A film like 1917 has an amazing Dolby Atmos soundtrack that utilises plenty of highly directional effects. To deliver these effectively, a system needs rear speakers combined with front and back overhead channels to ensure precise positioning, while the additional width, and especially the side speakers, help fill in any acoustic gaps as sounds move around the room.
The Samsung does a superb job of steering effects from speaker to speaker, and placing each sound with remarkable precision. Bi-planes fly directly overhead, bullets whizz past your head, and bombs explode with thumping bass that’s both deep and tight. The result is a visceral and enveloping hemisphere of sound that draws you into the horror of war.
This sense of immersion is equally applicable to DTS:X, and an action-packed movie like Bad Boys for Life delivers all its ballistic mayhem and over-the-top action with verve and brutality. The climactic hotel lobby shoot-out uses the overhead channels to create a sense of height, adding layers of sound as the action moves up a staircase encircling the lobby.

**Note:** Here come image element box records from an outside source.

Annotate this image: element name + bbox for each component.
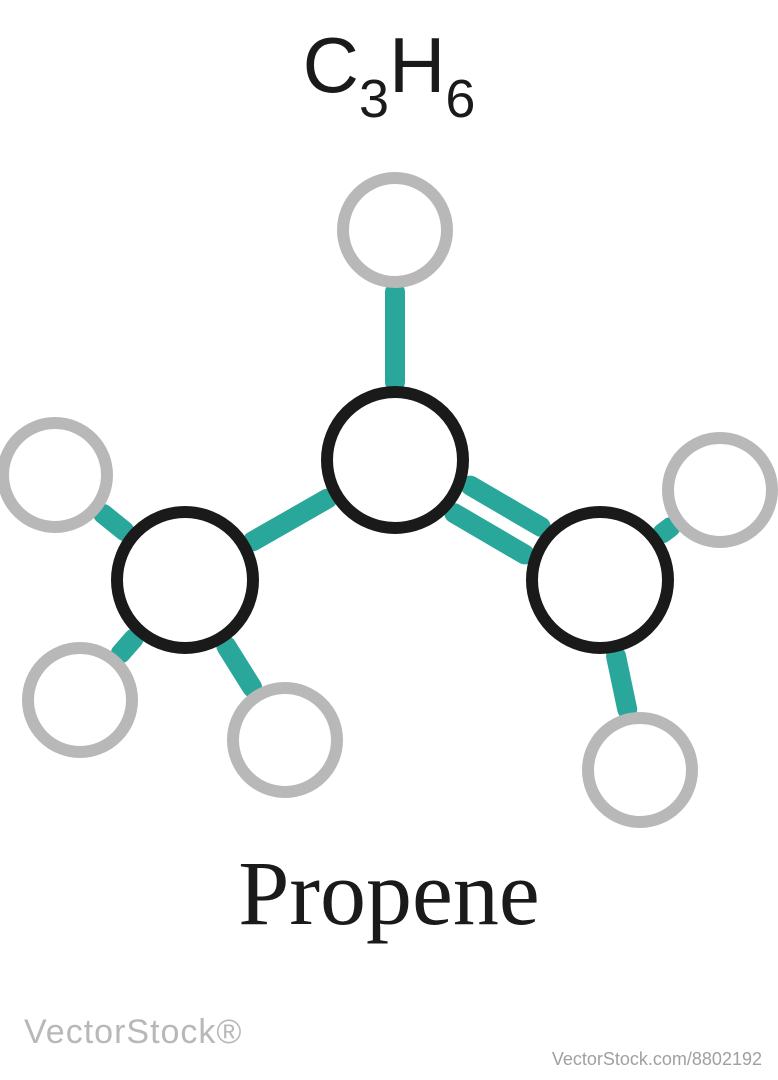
molecule-name: Propene <box>238 840 539 946</box>
formula-c: C <box>303 21 359 109</box>
hydrogen-atom <box>588 718 692 822</box>
hydrogen-atom <box>668 438 772 542</box>
carbon-atom <box>327 392 463 528</box>
carbon-atom <box>117 512 253 648</box>
molecular-formula: C3H6 <box>303 20 476 122</box>
carbon-atom <box>532 512 668 648</box>
hydrogen-atom <box>3 423 107 527</box>
image-id-text: VectorStock.com/8802192 <box>552 1049 762 1070</box>
formula-h: H <box>389 21 445 109</box>
hydrogen-atom <box>343 178 447 282</box>
molecule-diagram <box>0 120 778 840</box>
watermark-text: VectorStock® <box>24 1013 242 1052</box>
hydrogen-atom <box>28 648 132 752</box>
hydrogen-atom <box>233 688 337 792</box>
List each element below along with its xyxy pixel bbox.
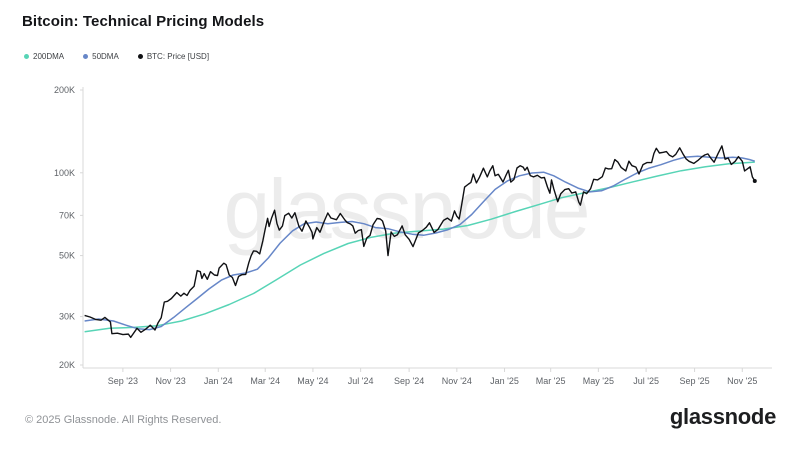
- x-tick-label: Jan '25: [490, 376, 519, 386]
- axes: 200K 100K 70K 50K 30K 20K Sep '23 Nov '23 Jan '2…: [54, 85, 772, 386]
- x-tick-label: Sep '25: [679, 376, 709, 386]
- x-tick-label: Mar '25: [536, 376, 566, 386]
- dma200-line: [84, 161, 755, 333]
- x-tick-label: Sep '24: [394, 376, 424, 386]
- x-tick-label: May '24: [297, 376, 328, 386]
- legend-label: 50DMA: [92, 52, 119, 61]
- x-tick-label: Mar '24: [250, 376, 280, 386]
- x-tick-label: Nov '23: [155, 376, 185, 386]
- dma50-line: [84, 155, 756, 331]
- legend-label: 200DMA: [33, 52, 65, 61]
- x-tick-label: Nov '24: [442, 376, 472, 386]
- x-tick-label: Jan '24: [204, 376, 233, 386]
- legend: 200DMA 50DMA BTC: Price [USD]: [24, 52, 209, 61]
- y-tick-label: 100K: [54, 168, 75, 178]
- chart-container: glassnode 200K 100K 70K 50K 30K 20K Sep '23 Nov…: [0, 80, 800, 395]
- x-tick-label: May '25: [583, 376, 614, 386]
- y-tick-label: 50K: [59, 251, 75, 261]
- watermark: glassnode: [224, 162, 589, 256]
- x-tick-label: Nov '25: [727, 376, 757, 386]
- legend-item-50dma[interactable]: 50DMA: [83, 52, 119, 61]
- legend-dot: [83, 54, 89, 59]
- legend-item-btc-price-usd-[interactable]: BTC: Price [USD]: [137, 52, 210, 61]
- x-tick-label: Jul '25: [633, 376, 659, 386]
- y-tick-label: 20K: [59, 360, 75, 370]
- price-end-dot: [752, 178, 757, 183]
- x-tick-label: Jul '24: [348, 376, 374, 386]
- legend-dot: [137, 54, 143, 59]
- x-tick-label: Sep '23: [108, 376, 138, 386]
- y-tick-label: 70K: [59, 210, 75, 220]
- y-tick-label: 200K: [54, 85, 75, 95]
- legend-label: BTC: Price [USD]: [146, 52, 210, 61]
- page-title: Bitcoin: Technical Pricing Models: [22, 13, 265, 30]
- y-tick-label: 30K: [59, 312, 75, 322]
- footer-copyright: © 2025 Glassnode. All Rights Reserved.: [25, 414, 222, 426]
- legend-dot: [24, 54, 29, 59]
- price-line: [84, 145, 756, 339]
- legend-item-200dma[interactable]: 200DMA: [24, 52, 64, 61]
- chart[interactable]: glassnode 200K 100K 70K 50K 30K 20K Sep '23 Nov…: [0, 80, 800, 395]
- glassnode-logo: glassnode: [669, 404, 776, 429]
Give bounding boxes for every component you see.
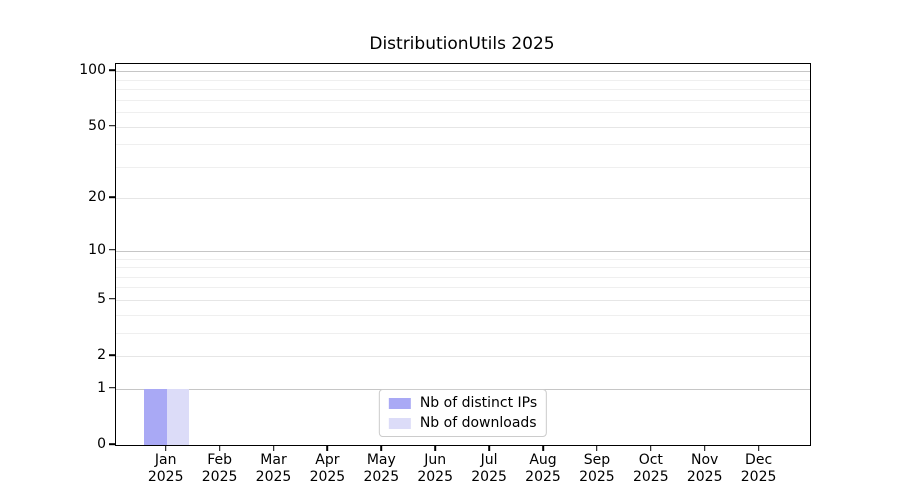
- x-tick-label: Oct 2025: [632, 452, 669, 485]
- plot-area: Nb of distinct IPs Nb of downloads: [115, 63, 811, 446]
- major-gridline: [116, 198, 810, 200]
- y-tick-label: 100: [79, 62, 106, 79]
- x-tick-mark: [272, 446, 275, 451]
- major-gridline: [116, 71, 810, 73]
- x-tick-mark: [434, 446, 436, 451]
- x-tick-mark: [326, 446, 329, 451]
- minor-gridline: [116, 258, 810, 260]
- minor-gridline: [116, 99, 810, 101]
- chart-title: DistributionUtils 2025: [369, 34, 555, 54]
- x-tick-mark: [164, 446, 167, 451]
- minor-gridline: [116, 276, 810, 278]
- y-tick-label: 1: [97, 379, 106, 396]
- legend-label-distinct-ips: Nb of distinct IPs: [419, 395, 538, 411]
- x-tick-mark: [380, 446, 383, 451]
- x-tick-label: Jan 2025: [147, 452, 184, 485]
- minor-gridline: [116, 79, 810, 81]
- x-tick-label: Apr 2025: [309, 452, 346, 485]
- legend-item-downloads: Nb of downloads: [388, 415, 537, 431]
- y-tick-label: 20: [88, 189, 106, 206]
- legend-label-downloads: Nb of downloads: [419, 415, 537, 431]
- y-tick-label: 5: [97, 290, 106, 307]
- x-tick-mark: [488, 446, 490, 451]
- downloads-swatch: [388, 417, 411, 429]
- x-tick-label: May 2025: [363, 452, 400, 485]
- x-tick-label: Feb 2025: [201, 452, 238, 485]
- major-gridline: [116, 299, 810, 301]
- minor-gridline: [116, 144, 810, 146]
- major-gridline: [116, 250, 810, 252]
- x-tick-mark: [596, 446, 598, 451]
- x-tick-label: Sep 2025: [579, 452, 615, 485]
- minor-gridline: [116, 332, 810, 334]
- distinct-ips-swatch: [388, 397, 411, 409]
- x-tick-label: Jul 2025: [471, 452, 507, 485]
- x-tick-label: Jun 2025: [417, 452, 453, 485]
- x-tick-label: Aug 2025: [525, 452, 561, 485]
- y-tick-label: 10: [88, 241, 106, 258]
- minor-gridline: [116, 166, 810, 168]
- minor-gridline: [116, 112, 810, 113]
- x-tick-mark: [218, 446, 221, 451]
- bar-downloads: [166, 388, 190, 445]
- bar-distinct-ips: [144, 388, 167, 445]
- x-tick-mark: [542, 446, 544, 451]
- x-tick-label: Nov 2025: [686, 452, 723, 485]
- minor-gridline: [116, 314, 810, 316]
- x-tick-label: Dec 2025: [740, 452, 777, 485]
- minor-gridline: [116, 89, 810, 90]
- x-tick-mark: [703, 446, 706, 451]
- minor-gridline: [116, 287, 810, 289]
- major-gridline: [116, 126, 810, 128]
- y-tick-label: 50: [88, 117, 106, 134]
- y-tick-label: 2: [97, 347, 106, 363]
- x-tick-mark: [650, 446, 652, 451]
- legend: Nb of distinct IPs Nb of downloads: [378, 389, 548, 437]
- x-tick-mark: [757, 446, 760, 451]
- bars: [116, 64, 810, 445]
- legend-item-distinct-ips: Nb of distinct IPs: [388, 395, 538, 411]
- major-gridline: [116, 356, 810, 357]
- x-tick-label: Mar 2025: [255, 452, 292, 485]
- minor-gridline: [116, 267, 810, 268]
- y-tick-label: 0: [97, 436, 106, 452]
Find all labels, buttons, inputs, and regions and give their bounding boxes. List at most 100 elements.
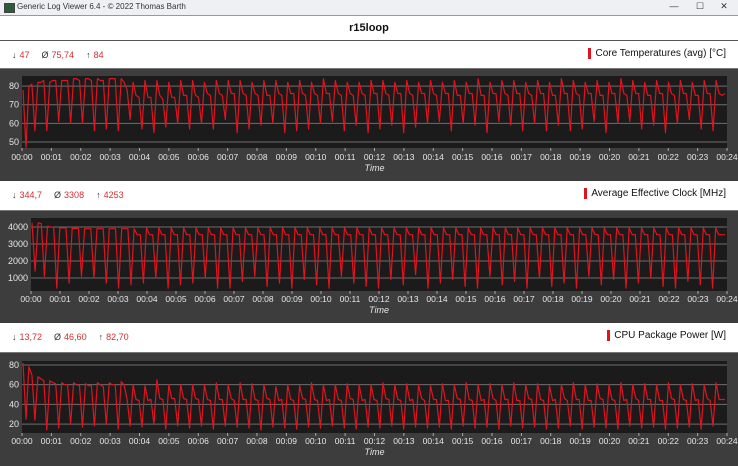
- x-tick-label: 00:15: [452, 152, 474, 162]
- y-tick-label: 1000: [8, 273, 28, 283]
- x-tick-label: 00:04: [136, 294, 158, 304]
- log-title: r15loop: [0, 16, 738, 41]
- arrow-up-icon: ↑: [86, 50, 91, 60]
- x-tick-label: 00:21: [628, 152, 650, 162]
- x-tick-label: 00:04: [129, 152, 151, 162]
- x-tick-label: 00:12: [364, 152, 386, 162]
- x-tick-label: 00:08: [252, 294, 274, 304]
- min-value: ↓ 13,72: [12, 332, 42, 342]
- legend-swatch: [607, 330, 611, 341]
- avg-value: Ø 75,74: [42, 50, 75, 60]
- average-icon: Ø: [41, 50, 49, 60]
- legend-label: CPU Package Power [W]: [614, 330, 726, 342]
- x-tick-label: 00:11: [335, 436, 356, 446]
- min-value: ↓ 47: [12, 50, 30, 60]
- series-line: [22, 78, 726, 149]
- x-tick-label: 00:00: [20, 294, 42, 304]
- x-tick-label: 00:10: [310, 294, 332, 304]
- maximize-button[interactable]: ☐: [695, 1, 705, 11]
- max-value: ↑ 82,70: [99, 332, 129, 342]
- max-text: 82,70: [106, 332, 129, 342]
- x-tick-label: 00:06: [188, 436, 210, 446]
- x-tick-label: 00:14: [426, 294, 448, 304]
- x-tick-label: 00:05: [165, 294, 187, 304]
- x-tick-label: 00:11: [335, 152, 356, 162]
- y-tick-label: 70: [9, 100, 19, 110]
- x-tick-label: 00:01: [41, 152, 63, 162]
- x-tick-label: 00:22: [658, 436, 680, 446]
- x-tick-label: 00:23: [687, 152, 709, 162]
- y-tick-label: 2000: [8, 256, 28, 266]
- x-tick-label: 00:06: [188, 152, 210, 162]
- x-tick-label: 00:13: [397, 294, 419, 304]
- series-line: [22, 362, 725, 431]
- close-button[interactable]: ✕: [720, 1, 728, 11]
- x-tick-label: 00:12: [364, 436, 386, 446]
- min-text: 13,72: [19, 332, 43, 342]
- x-tick-label: 00:02: [78, 294, 100, 304]
- x-tick-label: 00:22: [658, 294, 680, 304]
- x-tick-label: 00:08: [246, 436, 268, 446]
- y-tick-label: 80: [9, 360, 19, 370]
- x-tick-label: 00:03: [99, 152, 121, 162]
- avg-text: 46,60: [64, 332, 87, 342]
- x-tick-label: 00:17: [511, 152, 533, 162]
- x-tick-label: 00:17: [513, 294, 535, 304]
- x-tick-label: 00:05: [158, 436, 180, 446]
- x-tick-label: 00:24: [716, 152, 738, 162]
- average-icon: Ø: [54, 190, 62, 200]
- average-icon: Ø: [54, 332, 62, 342]
- avg-value: Ø 46,60: [54, 332, 87, 342]
- window-title: Generic Log Viewer 6.4 - © 2022 Thomas B…: [17, 2, 186, 11]
- legend-label: Core Temperatures (avg) [°C]: [595, 48, 726, 60]
- x-tick-label: 00:10: [305, 152, 327, 162]
- x-tick-label: 00:23: [687, 294, 709, 304]
- series-line: [31, 222, 725, 289]
- min-value: ↓ 344,7: [12, 190, 42, 200]
- x-tick-label: 00:23: [687, 436, 709, 446]
- stats-row: ↓ 344,7 Ø 3308 ↑ 4253 Average Effective Clo…: [0, 181, 738, 208]
- arrow-down-icon: ↓: [12, 332, 17, 342]
- stats-values: ↓ 344,7 Ø 3308 ↑ 4253: [12, 190, 124, 200]
- x-tick-label: 00:07: [217, 436, 239, 446]
- x-tick-label: 00:21: [629, 294, 651, 304]
- x-tick-label: 00:06: [194, 294, 216, 304]
- x-tick-label: 00:05: [158, 152, 180, 162]
- x-tick-label: 00:15: [452, 436, 474, 446]
- avg-value: Ø 3308: [54, 190, 84, 200]
- y-tick-label: 60: [9, 380, 19, 390]
- x-tick-label: 00:14: [423, 436, 445, 446]
- x-tick-label: 00:14: [423, 152, 445, 162]
- stats-row: ↓ 13,72 Ø 46,60 ↑ 82,70 CPU Package Power […: [0, 323, 738, 350]
- x-tick-label: 00:09: [276, 152, 298, 162]
- x-tick-label: 00:13: [393, 152, 415, 162]
- x-tick-label: 00:07: [223, 294, 245, 304]
- min-text: 344,7: [19, 190, 43, 200]
- y-tick-label: 40: [9, 399, 19, 409]
- max-text: 4253: [103, 190, 124, 200]
- y-tick-label: 20: [9, 419, 19, 429]
- x-tick-label: 00:08: [246, 152, 268, 162]
- x-tick-label: 00:03: [99, 436, 121, 446]
- y-tick-label: 60: [9, 118, 19, 128]
- x-tick-label: 00:15: [455, 294, 477, 304]
- x-tick-label: 00:22: [658, 152, 680, 162]
- legend-label: Average Effective Clock [MHz]: [591, 188, 726, 200]
- minimize-button[interactable]: —: [669, 1, 679, 11]
- x-tick-label: 00:03: [107, 294, 129, 304]
- legend: Core Temperatures (avg) [°C]: [588, 48, 726, 59]
- y-tick-label: 3000: [8, 239, 28, 249]
- max-text: 84: [93, 50, 104, 60]
- x-axis-label: Time: [365, 163, 385, 173]
- x-tick-label: 00:07: [217, 152, 239, 162]
- x-tick-label: 00:20: [599, 436, 621, 446]
- x-tick-label: 00:01: [41, 436, 63, 446]
- x-tick-label: 00:17: [511, 436, 533, 446]
- stats-values: ↓ 47 Ø 75,74 ↑ 84: [12, 50, 104, 60]
- y-tick-label: 50: [9, 137, 19, 147]
- min-text: 47: [19, 50, 30, 60]
- x-tick-label: 00:18: [540, 152, 562, 162]
- max-value: ↑ 84: [86, 50, 104, 60]
- x-tick-label: 00:09: [281, 294, 303, 304]
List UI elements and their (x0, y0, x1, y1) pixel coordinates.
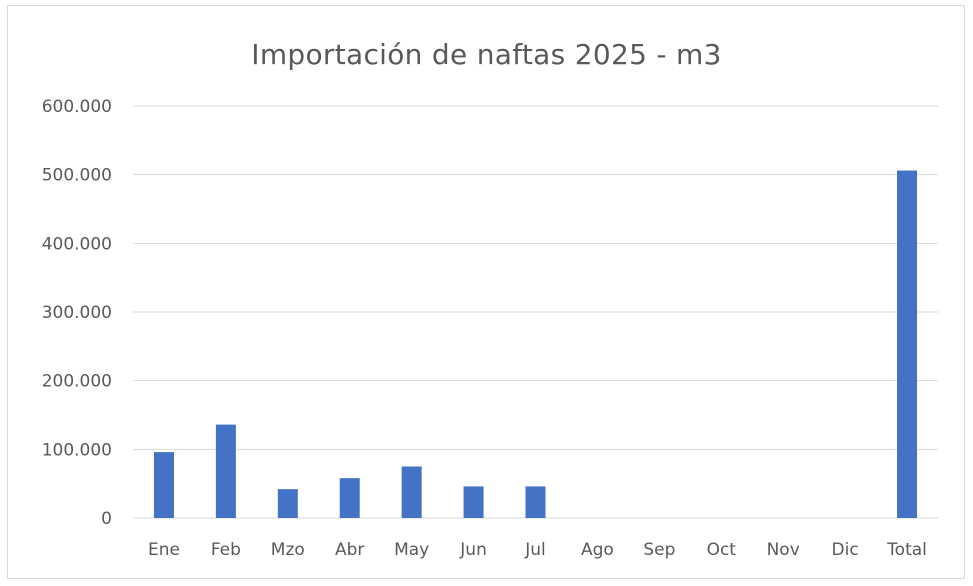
bars (153, 170, 918, 518)
chart-title: Importación de naftas 2025 - m3 (251, 38, 722, 71)
y-tick-label: 300.000 (42, 303, 112, 323)
x-tick-label: Abr (335, 540, 364, 560)
x-tick-label: Ene (148, 540, 180, 560)
x-tick-label: May (394, 540, 429, 560)
x-tick-label: Dic (832, 540, 859, 560)
x-tick-label: Mzo (271, 540, 305, 560)
bar-feb (215, 424, 236, 518)
bar-abr (339, 478, 360, 518)
y-tick-label: 100.000 (42, 440, 112, 460)
x-tick-label: Ago (581, 540, 614, 560)
y-tick-label: 600.000 (42, 97, 112, 117)
y-tick-label: 400.000 (42, 234, 112, 254)
bar-jun (463, 486, 484, 518)
gridlines (133, 105, 938, 519)
y-axis-ticks: 0 100.000 200.000 300.000 400.000 500.000 600.… (42, 97, 112, 529)
bar-jul (525, 486, 546, 518)
y-tick-label: 200.000 (42, 372, 112, 392)
bar-may (401, 466, 422, 518)
bar-ene (153, 452, 174, 518)
y-tick-label: 500.000 (42, 166, 112, 186)
x-tick-label: Total (886, 540, 927, 560)
x-axis-ticks: Ene Feb Mzo Abr May Jun Jul Ago Sep Oct Nov Dic Tota… (148, 540, 927, 560)
bar-total (897, 170, 918, 518)
bar-mzo (277, 489, 298, 518)
x-tick-label: Nov (767, 540, 800, 560)
x-tick-label: Jul (524, 540, 546, 560)
x-tick-label: Feb (211, 540, 241, 560)
x-tick-label: Jun (459, 540, 487, 560)
x-tick-label: Oct (707, 540, 737, 560)
y-tick-label: 0 (101, 509, 112, 529)
x-tick-label: Sep (643, 540, 675, 560)
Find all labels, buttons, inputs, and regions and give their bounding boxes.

While immersive audio is clearly the main selling-point of this soundbar, it’s pleasing to discover that it performs just as well with 5.1-channel audio. Whether its a movie or TV show, the system’s ability to produce a solid front soundstage and plenty surround presence is sure to enhance any viewing experience.
Music fans will also find plenty to like about this soundbar, with excellent stereo imaging, clearly defined vocals, driving instruments and drums that retain a powerful percussive beat. As a result, the HW-Q950T makes a great all-rounder, delivering just as impressive a performance with less demanding content, as it does with immersive audio soundtracks.
The Standard sound mode is probably best for listening to music, as this retains the original stereo nature of recordings. However, the Adaptive Sound mode can make a good general setting for watching TV, and the Surround mode up-mixes non-immersive movie soundtracks to make full use of all those extra speakers.